In the winter of 1170, King Henry II was enraged when Thomas Becket, Archbishop of Canterbury, expelled many of his loyal bishops from his castle in Normandy. He is said to have exclaimed: “Will no one relieve me of this pesky priest?” On hearing this, the four knights went to Canterbury, where Becket was killed. When the subsequent scandal broke, Henry insisted that his statement had been misinterpreted. He didn’t mean it as a matter of course.
A similar story is currently unfolding in Mexico. From the National Palace, the President Andrés Manuel López ObradorHe is not yet an absolute ruler, but aspires to be one, and resents his critics, almost all of whom Journalists, writers and intellectuals. He routinely issues public statements condemning them, and doesn’t hesitate to give people’s full names in statements that could easily be “misunderstood.” He has done it countless times in front of millions of viewers.
López Obrador hosts a show “morning”, which can be translated as “early rise”. It aired on December 3, 2018, two days after his inauguration. From 7:00 a.m. to 10:00 a.m. daily, five days a week, the President is a Fake press conference, very few freelance journalists could attend or speak. The president’s spokesman also rarely speaks, instead preparing questions and distributing them to trusted journalists. AMLO is speaking.
His speeches are full of ad hominem attacks. Five years ago, the writer Gabriel Zide Compiled by A A list of insults López Obrador against anyone who wants to discredit him. At that time, list no 80. Today, of course it is longer.
López Obrador engages in slander and defamation. His detractors are part of a conspiracy to overthrow him. youAll his critics are corrupt, driven only by material interests. He often refers to his critics “Enemies of the people” and display your personal information publicly (Tax documents, properties, photos, videos) Disclose their income and indicate that it was obtained through discredited means.

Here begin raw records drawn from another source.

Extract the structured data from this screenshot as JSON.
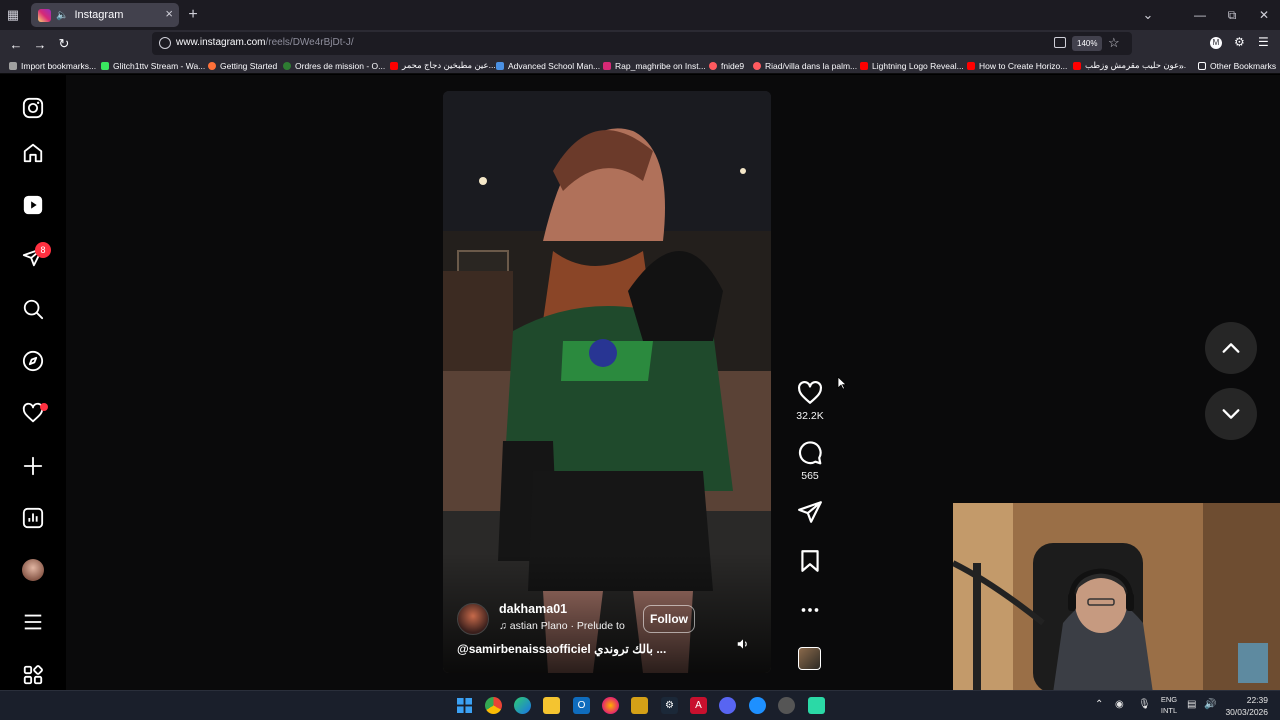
{
  "browser": {
    "tab_title": "Instagram",
    "url_domain": "www.instagram.com",
    "url_path": "/reels/DWe4rBjDt-J/",
    "zoom": "140%",
    "bookmarks": [
      {
        "label": "Import bookmarks...",
        "color": "#a0a0a0"
      },
      {
        "label": "Glitch1ttv Stream - Wa...",
        "color": "#39e75f"
      },
      {
        "label": "Getting Started",
        "color": "#ff7139"
      },
      {
        "label": "Ordres de mission - O...",
        "color": "#2e7d32"
      },
      {
        "label": "عين مطبخين دجاج محمر...",
        "color": "#ff0000"
      },
      {
        "label": "Advanced School Man...",
        "color": "#4a90e2"
      },
      {
        "label": "Rap_maghribe on Inst...",
        "color": "#d62976"
      },
      {
        "label": "fnide9",
        "color": "#ff5a5f"
      },
      {
        "label": "Riad/villa dans la palm...",
        "color": "#ff5a5f"
      },
      {
        "label": "Lightning Logo Reveal...",
        "color": "#ff0000"
      },
      {
        "label": "How to Create Horizo...",
        "color": "#ff0000"
      },
      {
        "label": "عون حليب مقرمش وزطب...",
        "color": "#ff0000"
      }
    ],
    "other_bookmarks": "Other Bookmarks"
  },
  "instagram": {
    "sidebar": {
      "messages_badge": "8"
    },
    "reel": {
      "username": "dakhama01",
      "audio": "astian Plano · Prelude to",
      "follow_label": "Follow",
      "caption": "@samirbenaissaofficiel بالك تروندي ..."
    },
    "actions": {
      "likes": "32.2K",
      "comments": "565"
    }
  },
  "taskbar": {
    "lang_top": "ENG",
    "lang_bottom": "INTL",
    "time": "22:39",
    "date": "30/03/2026"
  }
}
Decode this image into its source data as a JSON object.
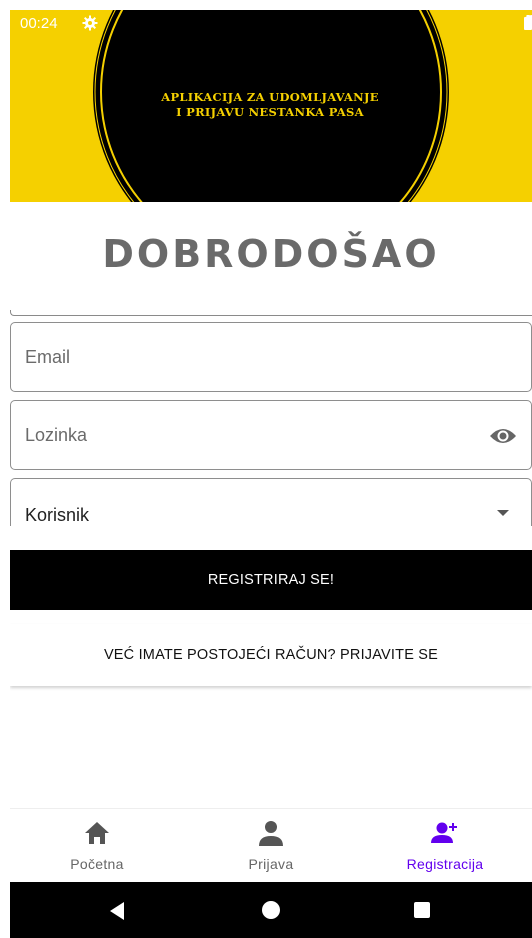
{
  "status_bar": {
    "time": "00:24",
    "icons": [
      "settings-icon",
      "wifi-icon",
      "signal-icon",
      "battery-icon"
    ]
  },
  "banner": {
    "line1": "APLIKACIJA ZA UDOMLJAVANJE",
    "line2": "I PRIJAVU NESTANKA PASA",
    "background": "#f5d000",
    "circle_color": "#000000"
  },
  "welcome_title": "DOBRODOŠAO",
  "form": {
    "email_label": "Email",
    "password_label": "Lozinka",
    "role_value": "Korisnik"
  },
  "buttons": {
    "register": "REGISTRIRAJ SE!",
    "login_link": "VEĆ IMATE POSTOJEĆI RAČUN? PRIJAVITE SE"
  },
  "bottom_nav": {
    "items": [
      {
        "label": "Početna",
        "icon": "home-icon",
        "active": false
      },
      {
        "label": "Prijava",
        "icon": "person-icon",
        "active": false
      },
      {
        "label": "Registracija",
        "icon": "person-add-icon",
        "active": true
      }
    ],
    "active_color": "#6200ee",
    "inactive_color": "#666666"
  }
}
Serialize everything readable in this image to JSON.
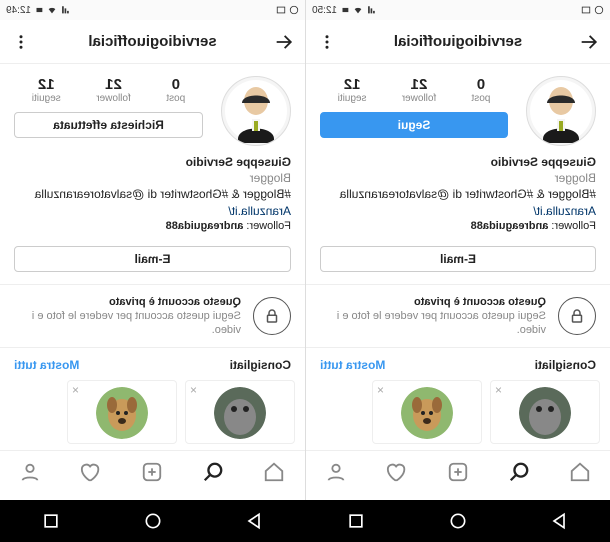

Among the group of critics who are considered “enemies”, I am one of the most attacked. To date, I have been referred to as insulting, slanderous, and slanderous 298 times. Although I have been an outspoken critic of all Mexican governments since the 1970s, AMLO has accused me of conspiring to sell out to these previous governments and return to power.
López Obrador has hated me ever since I publicly criticized him a month before the 2006 election (he lost by 0.58 percent). He accused her of “wanting to crush the people” and “doing great harm to Mexico.” He accused her of “plotting” to overthrow him. I asked the President of the United States, Joe Biden, to name an ambassador (presumably me) to lead a plot to “intervene in Mexico.” Some time ago, he urged the public to find out my home address so he could reveal it to the media.
The President is following it Their attacks are legally unobjectionable. Under Mexican law, public figures can expect to be subject to greater scrutiny than private citizens. This study can be harsh, aggressive, and offensive. The acceptable range of scrutiny should be directly proportional to the person’s relevance in public life. López Obrador’s problematic critics are all public figures. So, the president reasons, it’s all fair game.
But the Act is meant to protect free speech and not license the government to stifle it. The president personally attacks his critics from the seat of executive power, using public money to do so. Their messages and attacks are an integral part of official communications and government broadcasts, which proliferate exponentially on social networks. López Obrador’s persecution is aimed at preventing freedom.
Are there legal means of appeal? In theory, yes. In practice, no. One aspect of the Mexican constitution that has long been a source of pride is the “amparo,” or protective resource, that protects the people against abuses of government power. If the victims demand this, we can point to the violation of many human rights enshrined in our Constitution: due process and judicial guarantees, privacy, freedom of expression, the right to air one’s views and the right to reply.
But the President did not honor these safeguards.
Then we can turn to the National Commission for Human Rights (CNDH) and, in turn, send our cases to international institutions that can create some form of protection. But in practice this commission is completely subordinate to the government. Even if an international body gives a favorable verdict, the President will not comply.
In the eyes of the world, López Obrador leads us down the path to a one-party state under the control of one man. The reason for freedom is to prevent any attempt to end democracy. We pesky critics never tire of pointing this out.
López Obrador said watching journalist Ciro Gomez Leiva’s work could give you a “brain tumor.” In the same week, there was an assassination attempt on the anchor and news anchor. The people behind this effort have never been found, and in all likelihood never will be. The president declared, “It could have been a self-inflicted attack, not because he discovered it, but because somebody made us vulnerable.”
It may only be a matter of time before one of López Obrador’s critics is assassinated. The President would then say that it was all a conspiracy to bring him down. Or, like King Henry II, you can say it’s all “a misunderstanding.”